Kişilerin ten renkleri, ırkları, kültürleri ve inançları nedeniyle zulüm görmesi, kaybedilmesi, öldürülmesi saçma ve mantıksız ise; o zaman kadın olmanın ötekileştirme ve öldürülme anlamına geldiğine inanılamaz.
Yapısal dokunulmazlığın onaylanmasıyla («hak etti», «dövmesi vardı», «o saatte orada ne arıyordu?», » bu giysilerle mi bekliyordu?), kadın kırımının (taciz, fiziksel şiddet, sakatlama ve cinayet) tırmanışa geçmesini öngörmek güç değil. Kadınların katledilmesi, onu meşrulaştıran sistemden başka hiçbir kriminal mantığa sahip değil.
Cinsiyet, farklı sosyal tabakalardan, farklı ırklardan ve erken çocukluktan yaşlılığa kadar tüm yaşlarda, birbirinden uzak coğrafyalarda tek sabit şeydir. Ve sistem, kadın cinayetlerinin neden «kalkınma» ve «ilerleme» ile el ele gittiğini açıklayamıyor. Bu otantik cinsiyet savaşındaki kurbanların sayısının, o korkunç ölüm istatistiklerinde gösterildiği gibi, bir toplum ne kadar «kalkınmış» ise o kadar fazla olduğu görülüyor. Öyle görünüyor ki «uygarlık» biz yerli halklara şunu söylüyor:
«Azgelişmişliğinizin kanıtı, düşük kadın cinayeti oranlarınız. Mega-projeleriniz, trenleriniz, termoelektrik santralleriniz, madenleriniz, barajlarınız, alışveriş merkezleriniz, bütün televizyon kanallarını gösteren elektronik cihazlarınız olsun, elektronik eşya mağazalarınız olsun, tüketmeyi öğrenin. Bizim gibi olun. Bu ilerici yardımın borcunu ödemek için topraklarınız, sularınız, kültürleriniz, haysiyetleriniz yetmez. Bu borç kadınların yaşamları ile de ödenmek zorunda.”
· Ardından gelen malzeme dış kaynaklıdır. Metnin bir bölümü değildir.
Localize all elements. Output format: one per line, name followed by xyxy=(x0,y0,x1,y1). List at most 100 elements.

İkincisi – Ölümüne yaralanan doğaya bakar ve onu dinleriz. Ve o, bu acısıyla insanlığı en kötüsünün henüz daha gelmediği konusunda uyarır. Her «doğal» felaket bir sonrakini duyurur ve buna neden olanın insan merkezli bir sistemin eylemi olduğunu rahatlıkla unutur. Ölüm ve yıkım artık çok uzakta değil; sınırlar, gümrükler ve uluslararası anlaşmalar ile sınırlandırılmış değil.
Dünyanın hangi köşesinde gerçekleşirse gerçekleşsin, yıkım tüm gezegeni etkiliyor.
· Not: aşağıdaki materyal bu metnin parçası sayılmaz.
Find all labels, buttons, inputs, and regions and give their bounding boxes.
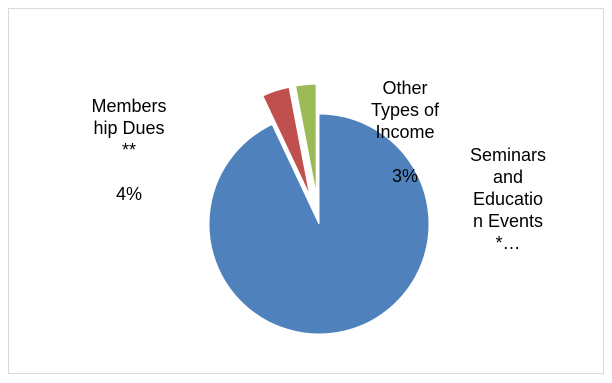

Farklı ülkeler arasında yaşanan çekişmeler, çatışmalar, gerçek patronun, efendinin aslında aynı olduğu ve paradan başka bir milliyeti olmadığı gerçeğini gizlemeye yarıyor. Bu arada ise uluslararası kuruluşlar çürüyorlar, müzedeki etiketler gibi sadece bir isimden ibaret hale geliyorlar… Ya da o bile değil.
Üçüncüsü. – Sözde Ulus-Devletlerin kendi duvarları ardına güçlü bir şekilde geri çekilmesini, saklanmasını duyuyor ve izliyoruz. Ve bu imkansız geri çekilmede, faşist milliyetçiliği, gülünç şovenizmi ve kulakları sağır edici anlamsız laf kalabalıklarını yeniden hortlatıyorlar. Buradan, ulusları ve ırkları ölüm ve yıkımla dayatılacak üstünlüklere dönüştürmek isteyen, içi boş, sahte, yalan anlatılardan beslenen savaşların yaklaşmakta olduğu konusunda uyarıda bulunmak istiyoruz.
Savaşlardan önceki karanlıkta ve karmaşada, yaratıcılığın, zekanın ve rasyonelliğin her bir zerresinin kuşatma, saldırı ve zulüm altında olduğunu görüyor ve duyuyoruz.
Bu baskın talepler, eleştirel düşünce ile karşı karşıya kaldığında ise fanatizmi dayatırlar. Onların ektikleri, yetiştirdikleri ve hasat ettikleri ölüm sadece fiziksel değildir; aynı zamanda insanlığın kendi evrenselliğinin -zekasının- yok oluşunu, ilerlemelerini ve başarılarını da içerir.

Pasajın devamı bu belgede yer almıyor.